As far as I can recall that fact seems to have been left out of our recent discussions. Can anyone help me out here? Has the role of inference been covered regarding the use of modal logic?
Now, this is all fascinating, as Mr. Spock might say. But I also said it was worrying. How so?
Not in the function of modal logic itself, so far as I can see. But more in the claims about what it can do and what it’s conclusions mean. In the hands of an atheist like myself Godel’s theorem is no more than an intellectual curiosity that might be interesting study, but which has no personal or emotional significance whatsoever.
But what about it being in the hands of a very clever person who might be strongly motivated to use the theorem to satisfy some personal agenda?
We’ve seen this kind of thing before.
William Lane Craig seized upon the Hawking - Penrose Singularity theorem, claiming that it proves that the universe must have come from nothing. A scientific confirmation of creatio ex nihilo. Science and Genesis 1 : 1 in agreement. This went down very well indeed with his eager and less clever followers.

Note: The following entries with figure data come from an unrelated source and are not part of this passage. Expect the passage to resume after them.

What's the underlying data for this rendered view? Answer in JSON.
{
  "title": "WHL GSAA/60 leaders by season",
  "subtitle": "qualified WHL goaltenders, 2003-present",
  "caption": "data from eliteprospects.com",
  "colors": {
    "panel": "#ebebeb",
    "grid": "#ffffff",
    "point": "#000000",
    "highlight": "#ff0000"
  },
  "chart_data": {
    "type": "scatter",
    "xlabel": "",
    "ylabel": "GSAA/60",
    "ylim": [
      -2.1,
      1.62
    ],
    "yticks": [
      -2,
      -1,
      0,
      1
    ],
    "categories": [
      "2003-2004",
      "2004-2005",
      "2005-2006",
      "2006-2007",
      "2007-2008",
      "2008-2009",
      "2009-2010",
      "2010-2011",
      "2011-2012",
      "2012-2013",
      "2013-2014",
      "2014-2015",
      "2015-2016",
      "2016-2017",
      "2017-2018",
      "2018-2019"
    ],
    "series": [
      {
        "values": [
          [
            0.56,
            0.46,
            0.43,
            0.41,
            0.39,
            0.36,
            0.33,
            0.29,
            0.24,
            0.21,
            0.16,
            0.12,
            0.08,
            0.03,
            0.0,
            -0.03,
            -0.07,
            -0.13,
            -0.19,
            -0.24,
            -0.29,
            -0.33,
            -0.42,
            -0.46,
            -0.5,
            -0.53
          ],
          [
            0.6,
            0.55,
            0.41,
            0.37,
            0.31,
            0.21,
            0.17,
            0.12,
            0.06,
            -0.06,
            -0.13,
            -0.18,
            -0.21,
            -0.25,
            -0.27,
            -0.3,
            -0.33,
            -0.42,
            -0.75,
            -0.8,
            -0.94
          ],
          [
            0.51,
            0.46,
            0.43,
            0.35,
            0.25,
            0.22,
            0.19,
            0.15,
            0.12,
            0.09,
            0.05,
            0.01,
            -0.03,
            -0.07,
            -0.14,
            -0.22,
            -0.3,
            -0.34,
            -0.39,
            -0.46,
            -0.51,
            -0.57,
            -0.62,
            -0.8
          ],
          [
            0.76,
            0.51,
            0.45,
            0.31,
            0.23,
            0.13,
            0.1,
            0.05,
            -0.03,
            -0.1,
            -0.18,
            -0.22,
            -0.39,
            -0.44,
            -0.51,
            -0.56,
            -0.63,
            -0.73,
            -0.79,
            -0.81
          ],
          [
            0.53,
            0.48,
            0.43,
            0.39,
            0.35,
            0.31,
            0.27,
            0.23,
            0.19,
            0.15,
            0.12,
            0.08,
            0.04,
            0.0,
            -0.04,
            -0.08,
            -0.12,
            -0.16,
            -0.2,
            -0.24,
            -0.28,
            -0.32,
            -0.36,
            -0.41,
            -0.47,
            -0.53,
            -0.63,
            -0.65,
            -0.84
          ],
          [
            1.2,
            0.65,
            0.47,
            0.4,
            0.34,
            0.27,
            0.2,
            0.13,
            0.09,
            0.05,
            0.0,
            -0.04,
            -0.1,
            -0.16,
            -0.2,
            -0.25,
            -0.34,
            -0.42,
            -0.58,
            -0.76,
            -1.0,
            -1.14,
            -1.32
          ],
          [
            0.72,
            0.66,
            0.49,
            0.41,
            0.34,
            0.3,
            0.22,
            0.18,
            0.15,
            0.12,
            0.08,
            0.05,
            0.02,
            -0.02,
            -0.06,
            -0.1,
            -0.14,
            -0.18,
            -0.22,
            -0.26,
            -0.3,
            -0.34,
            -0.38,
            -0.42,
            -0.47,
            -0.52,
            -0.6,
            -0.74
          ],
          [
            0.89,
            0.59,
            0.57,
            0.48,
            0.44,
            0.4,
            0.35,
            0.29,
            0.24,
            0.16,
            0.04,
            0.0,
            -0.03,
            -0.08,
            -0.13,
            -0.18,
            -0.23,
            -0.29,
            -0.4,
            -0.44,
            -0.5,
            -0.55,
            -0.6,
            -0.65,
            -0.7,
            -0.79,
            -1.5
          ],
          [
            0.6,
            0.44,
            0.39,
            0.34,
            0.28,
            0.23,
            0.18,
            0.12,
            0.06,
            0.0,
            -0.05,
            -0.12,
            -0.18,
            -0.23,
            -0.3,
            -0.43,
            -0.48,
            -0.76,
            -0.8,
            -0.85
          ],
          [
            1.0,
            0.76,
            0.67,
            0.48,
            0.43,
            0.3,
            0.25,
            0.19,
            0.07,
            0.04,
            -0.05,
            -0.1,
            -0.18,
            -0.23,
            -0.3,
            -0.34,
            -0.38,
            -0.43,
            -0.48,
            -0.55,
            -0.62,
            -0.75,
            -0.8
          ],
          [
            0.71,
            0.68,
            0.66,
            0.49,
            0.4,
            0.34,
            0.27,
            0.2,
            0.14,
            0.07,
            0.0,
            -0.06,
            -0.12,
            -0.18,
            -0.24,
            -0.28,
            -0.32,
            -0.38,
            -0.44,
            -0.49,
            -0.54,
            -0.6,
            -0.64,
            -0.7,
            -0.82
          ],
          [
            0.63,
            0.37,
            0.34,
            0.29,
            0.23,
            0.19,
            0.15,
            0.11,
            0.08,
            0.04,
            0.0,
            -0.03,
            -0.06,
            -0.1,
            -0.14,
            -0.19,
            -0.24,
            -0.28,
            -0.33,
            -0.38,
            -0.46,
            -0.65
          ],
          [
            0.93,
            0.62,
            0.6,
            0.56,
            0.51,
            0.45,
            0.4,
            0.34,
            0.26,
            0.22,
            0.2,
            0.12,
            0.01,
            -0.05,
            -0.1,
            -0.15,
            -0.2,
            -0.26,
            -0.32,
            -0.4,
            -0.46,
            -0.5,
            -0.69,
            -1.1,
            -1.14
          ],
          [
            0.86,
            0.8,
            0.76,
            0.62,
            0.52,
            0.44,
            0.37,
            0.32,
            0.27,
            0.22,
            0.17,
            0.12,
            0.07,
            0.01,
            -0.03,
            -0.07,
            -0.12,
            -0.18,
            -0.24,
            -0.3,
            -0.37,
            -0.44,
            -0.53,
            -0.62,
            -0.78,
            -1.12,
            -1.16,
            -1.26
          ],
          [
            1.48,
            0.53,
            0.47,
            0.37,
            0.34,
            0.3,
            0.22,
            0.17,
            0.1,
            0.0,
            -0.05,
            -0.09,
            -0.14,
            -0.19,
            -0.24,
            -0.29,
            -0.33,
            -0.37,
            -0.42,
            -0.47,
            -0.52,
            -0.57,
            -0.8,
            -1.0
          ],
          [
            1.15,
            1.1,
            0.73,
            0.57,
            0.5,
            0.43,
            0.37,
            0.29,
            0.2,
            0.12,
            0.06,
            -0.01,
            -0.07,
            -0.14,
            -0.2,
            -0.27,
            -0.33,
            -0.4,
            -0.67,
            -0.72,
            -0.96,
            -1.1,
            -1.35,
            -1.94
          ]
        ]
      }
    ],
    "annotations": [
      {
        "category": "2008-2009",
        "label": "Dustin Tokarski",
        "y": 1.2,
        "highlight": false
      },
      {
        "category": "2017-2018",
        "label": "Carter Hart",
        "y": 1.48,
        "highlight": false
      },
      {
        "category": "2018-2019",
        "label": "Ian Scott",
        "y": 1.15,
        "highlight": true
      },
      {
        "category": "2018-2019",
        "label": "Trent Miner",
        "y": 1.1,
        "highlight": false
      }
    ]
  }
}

What Craig left out is that Hawking and Penrose’s proof was a purely mathematical one that was based upon faulty assumptions and which was unsupported by any empirical evidence. The proof was entirely inferential as anything about the Big Bang event itself MUST BE, for the reasons I’ve described above.
Which brings me back to the issue of inference and it’s usage in modal logic. Thanks to mordant I think we’ve discovered a question that must be asked about the use and the conclusions of modal logic.
What role does inference play in these things?
Thank you,
Walter.
Yes, although, I don’t know that our interlocutor ascribes omnibenevolence to his alleged God to begin with. That is most certainly a valid critique of the Christian God, and probably of the Abrahamic God generally.